What Financial Advisors Say About Playing the Lottery

March 22, 2026  ·  5 min read  ·  Education

The Professional Perspective

Most financial advisors share a consistent view on lottery play: it's fine as entertainment, problematic as investment. The distinction matters. A certified financial planner won't tell you never to buy a lottery ticket — they'll tell you to categorize it correctly in your budget and maintain realistic expectations about returns.

Expected Value Analysis

From a pure expected value standpoint, lottery tickets are poor investments. A $2 Powerball ticket returns, on average, about $0.93 in prizes. This means you lose roughly $1.07 per ticket on average. By comparison, even a simple savings account returns positive value on every dollar. As an investment, the lottery cannot compete with any legitimate financial product. Our odds guide breaks down the math.
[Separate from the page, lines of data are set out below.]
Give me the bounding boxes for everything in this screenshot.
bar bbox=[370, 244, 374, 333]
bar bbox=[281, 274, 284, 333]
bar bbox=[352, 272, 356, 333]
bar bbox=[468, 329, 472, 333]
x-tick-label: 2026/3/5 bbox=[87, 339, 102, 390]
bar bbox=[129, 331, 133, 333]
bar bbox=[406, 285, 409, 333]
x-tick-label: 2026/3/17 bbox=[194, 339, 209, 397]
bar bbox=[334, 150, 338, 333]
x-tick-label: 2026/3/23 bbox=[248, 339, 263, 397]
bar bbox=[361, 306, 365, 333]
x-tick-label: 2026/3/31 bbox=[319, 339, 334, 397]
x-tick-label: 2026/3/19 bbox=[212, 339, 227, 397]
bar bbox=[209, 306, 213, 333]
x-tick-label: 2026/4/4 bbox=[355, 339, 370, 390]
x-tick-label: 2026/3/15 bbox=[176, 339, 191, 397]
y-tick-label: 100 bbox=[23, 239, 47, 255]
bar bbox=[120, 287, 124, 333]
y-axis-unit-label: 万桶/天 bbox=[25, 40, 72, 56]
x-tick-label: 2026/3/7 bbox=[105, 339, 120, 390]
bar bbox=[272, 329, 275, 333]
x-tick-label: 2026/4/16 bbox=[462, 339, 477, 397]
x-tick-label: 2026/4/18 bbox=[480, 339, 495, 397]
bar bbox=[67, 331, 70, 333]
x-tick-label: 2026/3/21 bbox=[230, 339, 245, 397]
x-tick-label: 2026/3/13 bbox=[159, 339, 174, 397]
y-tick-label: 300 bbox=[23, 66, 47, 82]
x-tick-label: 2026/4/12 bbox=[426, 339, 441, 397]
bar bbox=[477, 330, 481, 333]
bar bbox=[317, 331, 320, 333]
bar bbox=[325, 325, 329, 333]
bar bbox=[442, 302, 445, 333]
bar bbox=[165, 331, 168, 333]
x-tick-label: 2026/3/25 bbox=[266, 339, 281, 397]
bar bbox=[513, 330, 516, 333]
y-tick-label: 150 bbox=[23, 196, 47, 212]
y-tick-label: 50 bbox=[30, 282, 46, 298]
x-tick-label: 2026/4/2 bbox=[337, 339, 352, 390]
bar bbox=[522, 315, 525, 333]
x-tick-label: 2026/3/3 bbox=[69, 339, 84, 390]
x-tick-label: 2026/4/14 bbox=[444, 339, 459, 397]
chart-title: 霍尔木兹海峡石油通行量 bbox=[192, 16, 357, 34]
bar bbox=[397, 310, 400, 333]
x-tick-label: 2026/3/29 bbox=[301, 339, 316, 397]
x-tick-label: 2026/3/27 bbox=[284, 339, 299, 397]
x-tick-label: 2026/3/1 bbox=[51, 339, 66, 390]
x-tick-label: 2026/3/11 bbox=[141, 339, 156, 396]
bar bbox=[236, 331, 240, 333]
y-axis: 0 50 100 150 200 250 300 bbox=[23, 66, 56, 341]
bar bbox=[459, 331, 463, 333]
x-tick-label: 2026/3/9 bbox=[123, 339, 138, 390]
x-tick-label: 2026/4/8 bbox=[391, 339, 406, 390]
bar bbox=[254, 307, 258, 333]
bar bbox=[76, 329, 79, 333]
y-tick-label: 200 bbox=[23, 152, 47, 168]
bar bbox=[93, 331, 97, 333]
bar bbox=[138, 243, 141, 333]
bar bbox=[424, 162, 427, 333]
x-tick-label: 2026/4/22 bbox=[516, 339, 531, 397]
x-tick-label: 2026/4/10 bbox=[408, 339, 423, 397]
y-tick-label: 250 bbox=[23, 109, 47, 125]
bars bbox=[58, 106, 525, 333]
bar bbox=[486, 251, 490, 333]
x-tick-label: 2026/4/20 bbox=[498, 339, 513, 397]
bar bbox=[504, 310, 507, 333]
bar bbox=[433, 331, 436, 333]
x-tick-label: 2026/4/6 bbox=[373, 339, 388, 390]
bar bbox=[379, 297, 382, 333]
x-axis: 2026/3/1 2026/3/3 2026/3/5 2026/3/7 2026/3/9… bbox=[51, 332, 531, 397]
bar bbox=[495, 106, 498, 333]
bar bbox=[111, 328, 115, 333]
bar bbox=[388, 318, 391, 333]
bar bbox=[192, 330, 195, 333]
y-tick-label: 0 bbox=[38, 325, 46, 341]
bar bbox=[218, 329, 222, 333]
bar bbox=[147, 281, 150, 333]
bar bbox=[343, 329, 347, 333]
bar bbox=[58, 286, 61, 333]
The Entertainment Budget Framework

Financial planners who work with lottery-playing clients typically recommend the entertainment budget approach: allocate a fixed, affordable amount monthly to lottery play, draw it from discretionary spending (not savings, bills, or debt payments), treat every dollar spent as gone, and never increase spending to chase losses. This framework keeps lottery play in its proper financial category.

The Opportunity Cost Question

Advisors often point out the opportunity cost of lottery spending. $20 per week invested in an index fund at 7% average annual return would grow to roughly $54,000 over 20 years. That same $20 per week on lottery tickets would return, on average, about $9.30 per week — totaling a net loss of roughly $11,000 over the same period. The gap is significant for those on tight budgets.

If You Actually Win

Where financial advisors become essential is after a major win. Their universal advice: don't rush. Take the maximum time allowed to claim the prize. Assemble a team (financial advisor, tax attorney, estate planner) before claiming. Consider the annuity vs. lump sum decision carefully. Understand the tax implications. And set boundaries with friends and family before the money creates conflicts.

Our step-by-step winner's guide covers the full process that financial advisors recommend.

The Bottom Line

Play for fun, budget for loss, and invest for growth. These aren't contradictory — they're complementary strategies for a healthy financial life that includes some entertainment spending on lottery tickets.